Tenar era sul punto di osservare: «Allora dovrebbero andare a dare un’occhiata nel castello di Re Albi!» ma non riuscì a pronunciare le parole. Che cosa intendevo dire? si chiese. Dovrei parlare a Ged di… me ne sono scordata. Che cosa volevo dirgli? Ah, sì, che c’è da riparare il cancello in fondo al pascolo, prima che le mucche scappino via.

Aveva sempre dieci cose per la mente, questioni della fattoria. «Non riesci mai a fare una cosa sola per volta», le aveva detto Ogion.
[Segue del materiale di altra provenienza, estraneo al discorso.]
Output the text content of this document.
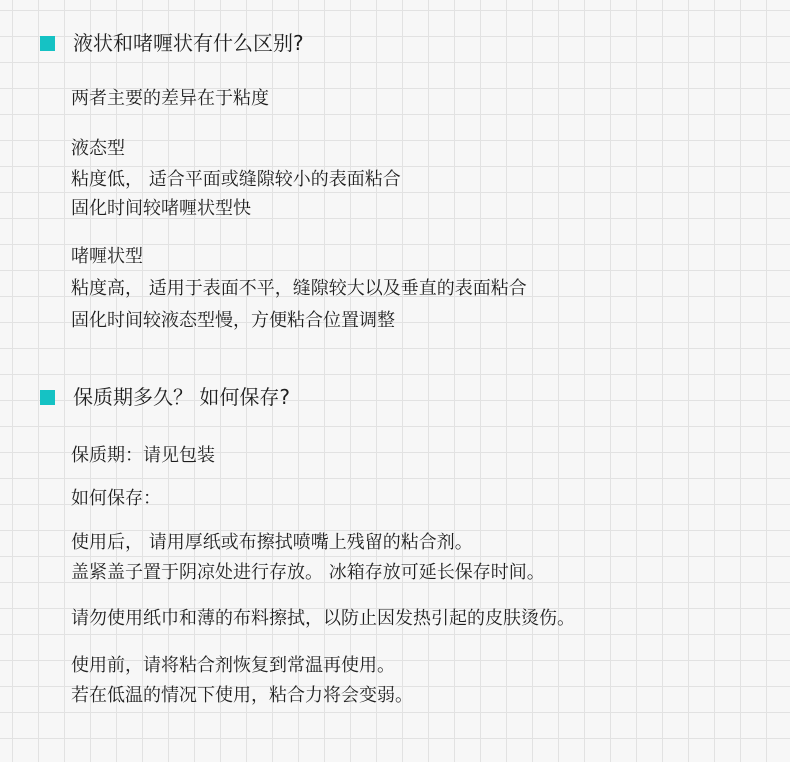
液状和啫喱状有什么区别?
两者主要的差异在于粘度
液态型
粘度低， 适合平面或缝隙较小的表面粘合
固化时间较啫喱状型快
啫喱状型
粘度高， 适用于表面不平，缝隙较大以及垂直的表面粘合
固化时间较液态型慢，方便粘合位置调整
保质期多久？ 如何保存?
保质期：请见包装
如何保存：
使用后， 请用厚纸或布擦拭喷嘴上残留的粘合剂。
盖紧盖子置于阴凉处进行存放。 冰箱存放可延长保存时间。
请勿使用纸巾和薄的布料擦拭，以防止因发热引起的皮肤烫伤。
使用前，请将粘合剂恢复到常温再使用。
若在低温的情况下使用，粘合力将会变弱。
Anche con Ged ad aiutarla, tutte le sue giornate, tutti i suoi pensieri erano dedicati alla fattoria. Ged condivideva con lei il lavoro domestico, più di quanto Selce avesse mai fatto. Ma Selce era un fattore, mentre Ged non lo era. Imparava in fretta, ma le cose da sapere erano tante. Lavoravano. C’era poco tempo per parlare, adesso. Alla fine della giornata cenavano insieme e poi andavano a dormire insieme, dormivano e si svegliavano all’alba per rimettersi al lavoro, e così giorno dopo giorno, come la ruota di un mulino, riempirsi e svuotarsi, i giorni come cascate d’acqua.

«Ciao!» gridò un giovanotto snello, dal cancello della fattoria.

Tenar pensò che fosse il figlio di Lodola e gli chiese: «Che cosa è successo, giovanotto?» Poi staccò gli occhi dai pulcini che beccavano e dalle oche che passavano in parata.

«Scintilla!» esclamò, e corse verso di lui, mentre oche e pulcini scappavano da tutte le parti.

«Su, su», disse lui. «Non ti agitare così.»

Si lasciò abbracciare e baciare. Poi entrò in casa e si sedette al tavolo, in cucina.

«Hai mangiato? Melina, l’hai vista?»

«Potrei mangiare qualcosa?»

Tenar andò a prendere del cibo nella dispensa ben fornita. «Su che nave sei? Sempre il Gabbiano

«No.» S’interruppe. «La mia nave non c’è più.»

Lei lo guardò inorridita. «È affondata?»